Tenham medo…

Em resposta ao vídeo que ontem divulgámos, a PSP entendeu emitir o seguinte comunicado:

Tendo em conta as imagens de vídeo recentemente difundidas através de redes sociais, a PSP comunica o seguinte:
Um elemento policial em serviço remunerado na Rua Morais Soares em Lisboa, intercepta um cidadão a exercer condução fazendo uso de telemóvel. Durante a abordagem, apercebe-se de que o cidadão se encontra acompanhado por um filho menor (de colo) e por um cunhado. O condutor assume uma postura agressiva e injuria o polícia. O Elemento policial, em função da situação solicita reforço para o local. Já na presença do reforço, o elemento policial interveniente informa o condutor de que a sua conduta constitui ilícito criminal pelo que deveria cessar a sua conduta.

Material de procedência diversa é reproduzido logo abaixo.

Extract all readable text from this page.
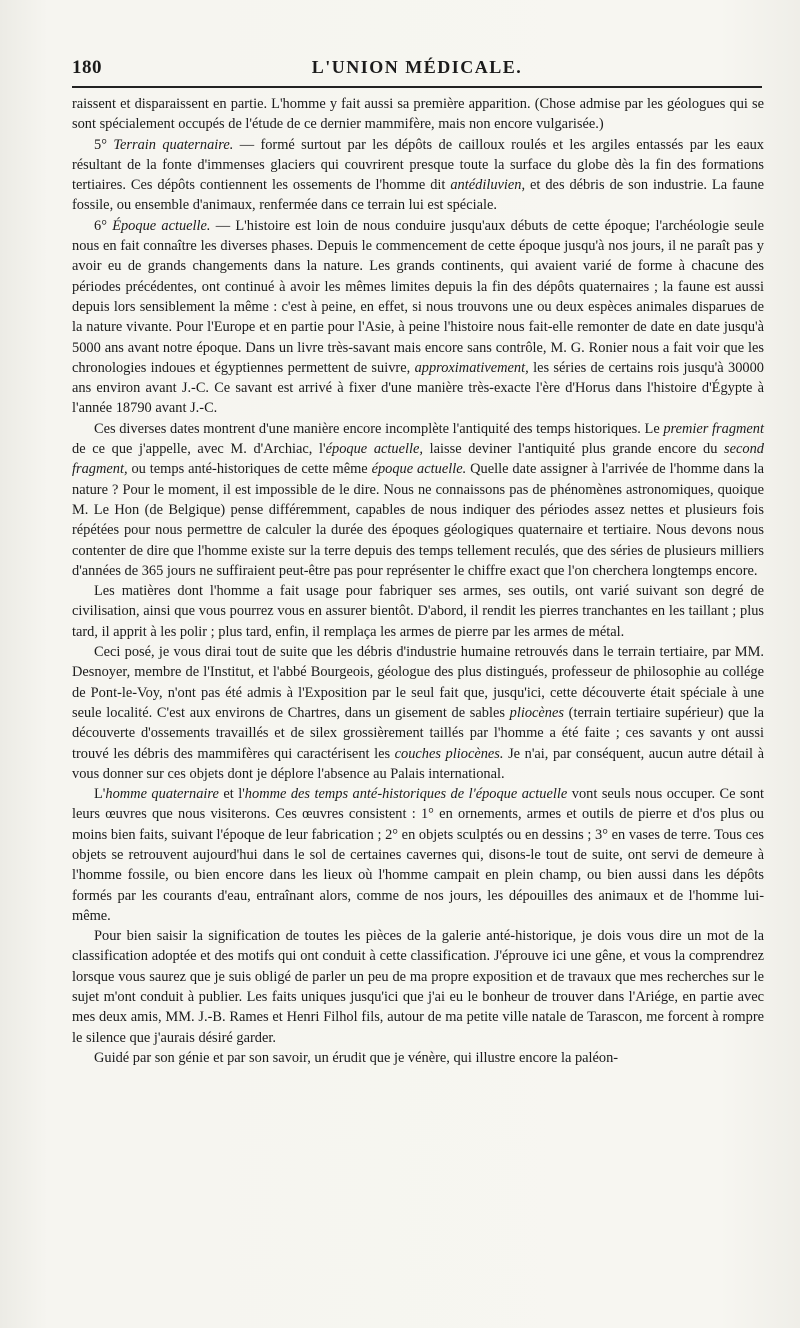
180	L'UNION MÉDICALE.

raissent et disparaissent en partie. L'homme y fait aussi sa première apparition. (Chose admise par les géologues qui se sont spécialement occupés de l'étude de ce dernier mammifère, mais non encore vulgarisée.)

5° Terrain quaternaire. — formé surtout par les dépôts de cailloux roulés et les argiles entassés par les eaux résultant de la fonte d'immenses glaciers qui couvrirent presque toute la surface du globe dès la fin des formations tertiaires. Ces dépôts contiennent les ossements de l'homme dit antédiluvien, et des débris de son industrie. La faune fossile, ou ensemble d'animaux, renfermée dans ce terrain lui est spéciale.

6° Époque actuelle. — L'histoire est loin de nous conduire jusqu'aux débuts de cette époque; l'archéologie seule nous en fait connaître les diverses phases. Depuis le commencement de cette époque jusqu'à nos jours, il ne paraît pas y avoir eu de grands changements dans la nature. Les grands continents, qui avaient varié de forme à chacune des périodes précédentes, ont continué à avoir les mêmes limites depuis la fin des dépôts quaternaires ; la faune est aussi depuis lors sensiblement la même : c'est à peine, en effet, si nous trouvons une ou deux espèces animales disparues de la nature vivante. Pour l'Europe et en partie pour l'Asie, à peine l'histoire nous fait-elle remonter de date en date jusqu'à 5000 ans avant notre époque. Dans un livre très-savant mais encore sans contrôle, M. G. Ronier nous a fait voir que les chronologies indoues et égyptiennes permettent de suivre, approximativement, les séries de certains rois jusqu'à 30000 ans environ avant J.-C. Ce savant est arrivé à fixer d'une manière très-exacte l'ère d'Horus dans l'histoire d'Égypte à l'année 18790 avant J.-C.

Ces diverses dates montrent d'une manière encore incomplète l'antiquité des temps historiques. Le premier fragment de ce que j'appelle, avec M. d'Archiac, l'époque actuelle, laisse deviner l'antiquité plus grande encore du second fragment, ou temps anté-historiques de cette même époque actuelle. Quelle date assigner à l'arrivée de l'homme dans la nature ? Pour le moment, il est impossible de le dire. Nous ne connaissons pas de phénomènes astronomiques, quoique M. Le Hon (de Belgique) pense différemment, capables de nous indiquer des périodes assez nettes et plusieurs fois répétées pour nous permettre de calculer la durée des époques géologiques quaternaire et tertiaire. Nous devons nous contenter de dire que l'homme existe sur la terre depuis des temps tellement reculés, que des séries de plusieurs milliers d'années de 365 jours ne suffiraient peut-être pas pour représenter le chiffre exact que l'on cherchera longtemps encore.

Les matières dont l'homme a fait usage pour fabriquer ses armes, ses outils, ont varié suivant son degré de civilisation, ainsi que vous pourrez vous en assurer bientôt. D'abord, il rendit les pierres tranchantes en les taillant ; plus tard, il apprit à les polir ; plus tard, enfin, il remplaça les armes de pierre par les armes de métal.

Ceci posé, je vous dirai tout de suite que les débris d'industrie humaine retrouvés dans le terrain tertiaire, par MM. Desnoyer, membre de l'Institut, et l'abbé Bourgeois, géologue des plus distingués, professeur de philosophie au collége de Pont-le-Voy, n'ont pas été admis à l'Exposition par le seul fait que, jusqu'ici, cette découverte était spéciale à une seule localité. C'est aux environs de Chartres, dans un gisement de sables pliocènes (terrain tertiaire supérieur) que la découverte d'ossements travaillés et de silex grossièrement taillés par l'homme a été faite ; ces savants y ont aussi trouvé les débris des mammifères qui caractérisent les couches pliocènes. Je n'ai, par conséquent, aucun autre détail à vous donner sur ces objets dont je déplore l'absence au Palais international.

L'homme quaternaire et l'homme des temps anté-historiques de l'époque actuelle vont seuls nous occuper. Ce sont leurs œuvres que nous visiterons. Ces œuvres consistent : 1° en ornements, armes et outils de pierre et d'os plus ou moins bien faits, suivant l'époque de leur fabrication ; 2° en objets sculptés ou en dessins ; 3° en vases de terre. Tous ces objets se retrouvent aujourd'hui dans le sol de certaines cavernes qui, disons-le tout de suite, ont servi de demeure à l'homme fossile, ou bien encore dans les lieux où l'homme campait en plein champ, ou bien aussi dans les dépôts formés par les courants d'eau, entraînant alors, comme de nos jours, les dépouilles des animaux et de l'homme lui-même.

Pour bien saisir la signification de toutes les pièces de la galerie anté-historique, je dois vous dire un mot de la classification adoptée et des motifs qui ont conduit à cette classification. J'éprouve ici une gêne, et vous la comprendrez lorsque vous saurez que je suis obligé de parler un peu de ma propre exposition et de travaux que mes recherches sur le sujet m'ont conduit à publier. Les faits uniques jusqu'ici que j'ai eu le bonheur de trouver dans l'Ariége, en partie avec mes deux amis, MM. J.-B. Rames et Henri Filhol fils, autour de ma petite ville natale de Tarascon, me forcent à rompre le silence que j'aurais désiré garder.

Guidé par son génie et par son savoir, un érudit que je vénère, qui illustre encore la paléon-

Porque aquele a manteve e continuou a injuriar o polícia, este deu-lhe voz de detenção. Apercebendo-se disso, o condutor retirou o filho do colo do cunhado e serviu-se da mesmo como “escudo” para evitar a consumação da detenção. Aquilo a que se assiste no filme é exactamente ao momento em que, com o maior cuidado possível, os elemento policiais separaram e retiram o cunhado, asseguram a integridade física da criança, colocando-a temporariamente sob a atenção e cuidado de uma agente feminina, e depois procede à manietação do condutor, agora detido, sem ser possível verificar qualquer imagem de violência.

Tendo em conta que a PSP parece andar especialmente atenta a este blogue, sugiro que respondam ao seguinte:

1. O que se entende por “elemento policial em serviço remunerado”? Um cidadão pode ser abordado na rua por um “elemento policial em serviço não remunerado”?

2. Se um cidadão a conduzir uma viatura, quando mandado parar por um polícia, interpelar o agente sobre os motivos que o levam a estar ali e não a prender corruptos, criminosos e banqueiros, isso pode ser considerado injurioso?

3. Pode a PSP garantir que todo e qualquer dos seus agentes a quem o Estado confia uma arma de fogo está preparado psicologicamente para lidar com a natural e crescente tensão em que a maioria das pessoas vive?

4. Se “aquilo a que se assiste no filme é exactamente ao momento em que, com o maior cuidado possível, os elemento policiais separaram e retiram o cunhado, asseguram a integridade física da criança” e se não é “possível verificar qualquer imagem de violência” – afirmações não confirmadas pelo vídeo, qual a necessidade de emitir este esclarecimento público?

5. Em que medida é que o género da agente é relevante para o acto de prestar “atenção e cuidado” à criança a quem levavam o pai? Os agentes masculinos da PSP não estão habilitados a fazê-lo? As “agentes femininas” têm formação especial em Atenções e Cuidados?